National Autism Congress: focus on autism at every age

Early signs of autism are already noticeable before the age of one. Furthermore, female autists have a hard time maintaining their jobs. These issues were addressed by renown scientists during the 15th National Autism Congress on the 27th of March in Rotterdam.

Autism spectrum disorder (ASD) is usually diagnosed around the age of four, but the first symptoms are already visible at a much younger age, says professor Lonnie Zwaigenbaum, co-director of the Autism Research Centre at the University of Alberta. He researches early diagnosis of autism and presented the results of a prospective study with newborn siblings of children with ASD.

Differences between children with and without ASD may already become apparent during the first twelve months after birth. Autistic babies have deficits in visual attention, neuromotor development and the shifting of attention. “Children are getting stuck”, Zwaigenbaum explains. Especially the patterns of development had prognostic value for the manifestation of ASD later on. This was seen as a negative trend in a subgroup of siblings with ASD: after a while, they lost acquired skills again.  

Additionally, research on adults with ASD is becoming increasingly popular.

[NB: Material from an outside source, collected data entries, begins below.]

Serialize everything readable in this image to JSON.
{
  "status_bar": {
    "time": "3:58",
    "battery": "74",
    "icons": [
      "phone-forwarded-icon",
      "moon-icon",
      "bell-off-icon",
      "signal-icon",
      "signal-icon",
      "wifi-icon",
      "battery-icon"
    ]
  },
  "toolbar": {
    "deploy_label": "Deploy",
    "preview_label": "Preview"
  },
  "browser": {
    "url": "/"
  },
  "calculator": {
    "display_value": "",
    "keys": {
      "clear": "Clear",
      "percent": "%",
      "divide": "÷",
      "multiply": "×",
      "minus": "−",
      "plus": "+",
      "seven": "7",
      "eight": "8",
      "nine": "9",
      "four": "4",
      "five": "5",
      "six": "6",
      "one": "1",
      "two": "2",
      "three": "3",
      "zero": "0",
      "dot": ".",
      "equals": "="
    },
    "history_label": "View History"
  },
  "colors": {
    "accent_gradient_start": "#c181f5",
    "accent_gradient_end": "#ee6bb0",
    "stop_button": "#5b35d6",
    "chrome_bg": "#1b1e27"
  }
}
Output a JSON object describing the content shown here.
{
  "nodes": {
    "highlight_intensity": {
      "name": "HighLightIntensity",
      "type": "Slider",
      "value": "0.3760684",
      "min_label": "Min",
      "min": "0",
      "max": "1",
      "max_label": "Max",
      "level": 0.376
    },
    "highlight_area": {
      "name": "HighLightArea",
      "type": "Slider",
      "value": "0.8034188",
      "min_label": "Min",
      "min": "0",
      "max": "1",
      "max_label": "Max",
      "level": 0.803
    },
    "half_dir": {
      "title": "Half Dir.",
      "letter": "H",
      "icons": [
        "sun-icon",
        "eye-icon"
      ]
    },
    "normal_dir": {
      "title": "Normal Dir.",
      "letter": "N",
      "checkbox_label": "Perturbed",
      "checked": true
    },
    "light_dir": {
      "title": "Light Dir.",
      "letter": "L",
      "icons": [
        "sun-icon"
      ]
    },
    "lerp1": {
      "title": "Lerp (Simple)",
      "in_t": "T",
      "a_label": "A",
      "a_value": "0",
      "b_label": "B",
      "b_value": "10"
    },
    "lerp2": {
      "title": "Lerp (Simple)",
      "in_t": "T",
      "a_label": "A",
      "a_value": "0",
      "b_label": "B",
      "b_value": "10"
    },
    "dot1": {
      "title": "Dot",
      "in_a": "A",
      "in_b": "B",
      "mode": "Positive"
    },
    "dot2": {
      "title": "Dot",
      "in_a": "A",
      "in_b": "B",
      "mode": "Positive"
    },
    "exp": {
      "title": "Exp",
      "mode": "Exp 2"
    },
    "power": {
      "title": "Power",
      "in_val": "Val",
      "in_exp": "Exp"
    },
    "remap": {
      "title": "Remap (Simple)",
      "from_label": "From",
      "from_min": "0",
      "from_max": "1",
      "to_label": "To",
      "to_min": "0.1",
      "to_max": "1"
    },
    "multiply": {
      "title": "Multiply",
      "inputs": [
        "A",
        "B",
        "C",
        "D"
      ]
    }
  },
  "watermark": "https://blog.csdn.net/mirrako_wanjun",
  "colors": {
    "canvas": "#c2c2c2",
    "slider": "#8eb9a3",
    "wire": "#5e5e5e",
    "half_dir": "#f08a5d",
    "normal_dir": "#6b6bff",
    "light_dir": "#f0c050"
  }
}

In the past, many studies concentrated on interventions in children, while the effects of (non-)pharmaceutical treatments in older age groups remained largely unknown. Professor Marsha Mailick, director of the Waisman Center at the University of Wisconsin-Madison presented a ten-year follow-up study on the changes in vocational and educational activities for autists.

The loss of structure and entitlement to special services after graduation appear to have a great impact on the independence and social involvement of people with ASD. After leaving school, vocational and educational activities decrease considerably and this trend is irreversible. Female autists are affected even more: their decline in activities was fifteen times greater than in men.

These results from the US also concern the Netherlands. The congress chair, Herman van Engeland, professor of child psychiatry and pathopsychology at the University of Utrecht, concluded: “These are interesting data, because Dutch politicians are cutting costs for social workers and special programs, also for autism.”